Pour les « communautés pastorales », le pastoralisme va au-delà de l’activité de production animale, il s’agit aussi d’un mode de vie, d’une culture et d’une identité à part entière. On accuse souvent les éleveurs peuls, par exemple, de ne pas profiter pleinement des opportunités qu’offrent leurs troupeaux. C’est sans doute une vision simpliste du comportement des pasteurs. En réalité, le pastoralisme est associé à un mode de vie fondé sur un lien particulier entre l’homme, l’animal et la nature. Pour pérenniser et fructifier cette relation complexe, le PRAPS contribue à aplanir les contraintes qui plombent, le développement partagé du pastoralisme, le projet travaille à minimiser les conflits entre agriculteurs et pasteurs qui peuvent revêtir parfois des formes dramatiques pouvant aboutir à des morts d’hommes. C’est pourquoi, le PRAPS a encouragé la création de cadres de concertation dans les zones pourvoyeuses, les zones de transit et les zones d’accueil.

Des associations de transhumants prennent part aux réunions périodiques au sein de ces cadres de concertation. Ce dialogue permanent a permis d’atténuer les conflits. Les compétitions autour des forages, des pâturages et le long des couloirs de transhumance sont maintenant mieux gérées. Elles dégénèrent moins en crises ouvertes ou en conflits larvés. Tous les acteurs sont représentés et les décisions prises sont généralement bien accueillies, partagées et acceptées.

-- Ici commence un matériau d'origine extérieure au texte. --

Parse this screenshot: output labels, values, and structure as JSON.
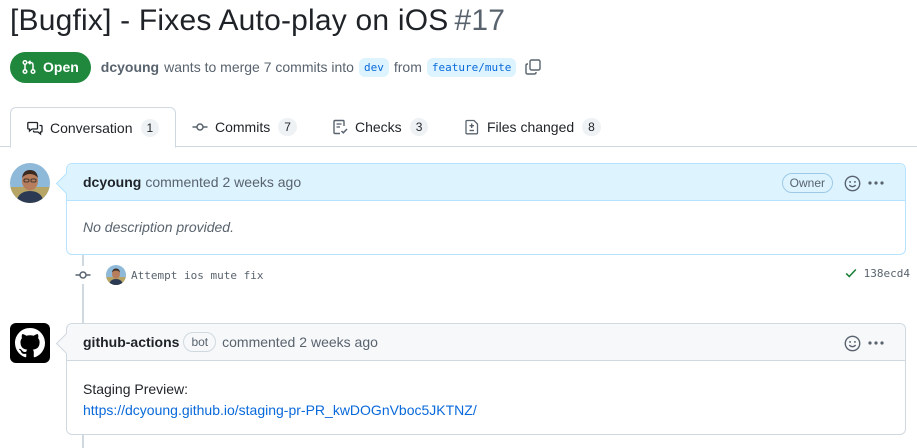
{
  "pull_request": {
    "title": "[Bugfix] - Fixes Auto-play on iOS",
    "number": "#17",
    "state": "Open",
    "author": "dcyoung",
    "merge_text": "wants to merge 7 commits into",
    "base_branch": "dev",
    "from_text": "from",
    "head_branch": "feature/mute"
  },
  "tabs": [
    {
      "label": "Conversation",
      "count": "1",
      "icon": "comment-discussion-icon"
    },
    {
      "label": "Commits",
      "count": "7",
      "icon": "git-commit-icon"
    },
    {
      "label": "Checks",
      "count": "3",
      "icon": "checklist-icon"
    },
    {
      "label": "Files changed",
      "count": "8",
      "icon": "file-diff-icon"
    }
  ],
  "comments": [
    {
      "author": "dcyoung",
      "action": "commented",
      "time": "2 weeks ago",
      "role_label": "Owner",
      "body": "No description provided."
    },
    {
      "author": "github-actions",
      "bot_label": "bot",
      "action": "commented",
      "time": "2 weeks ago",
      "body_line1": "Staging Preview:",
      "body_link": "https://dcyoung.github.io/staging-pr-PR_kwDOGnVboc5JKTNZ/"
    }
  ],
  "commit": {
    "message": "Attempt ios mute fix",
    "sha": "138ecd4",
    "status": "success"
  },
  "colors": {
    "open_green": "#1f883d",
    "link_blue": "#0969da",
    "header_blue": "#ddf4ff",
    "success_green": "#1a7f37"
  }
}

Pour la fluidité de la mobilité pastorale, le PRAPS Sénégal va ouvrir trois couloirs de transhumance de 328 km matérialisés, balisés et géo-référencés, immatriculés et sécurisés sur la base d’accords sociaux solides. 423 personnes affectées ont été indemnisées en nature (machines agricoles, semences et engrais). Ces couloirs vont contribuer à asseoir une transhumance apaisée. Il s’agit de l’axe Payar-Kahène, de l’axe Touba Alia-Missira Wadène et de l’axe Maodo Peul-Ida Mouride-Lour Escale-Guinth Pathé. Les largeurs varient de 30 à 50 mètres. Les investigations effectuées sur ces couloirs ont permis d’appréhender l’occupation de l’espace, apprécier les conflits potentiels, répertorier les modalités d’utilisation des couloirs et des ressources. Le travail environnemental et social a été effectué. L’identification des besoins en infrastructures sur le couloir a été faite. Des aires de repos ont été identifiées. Des abreuvoirs sont prévus.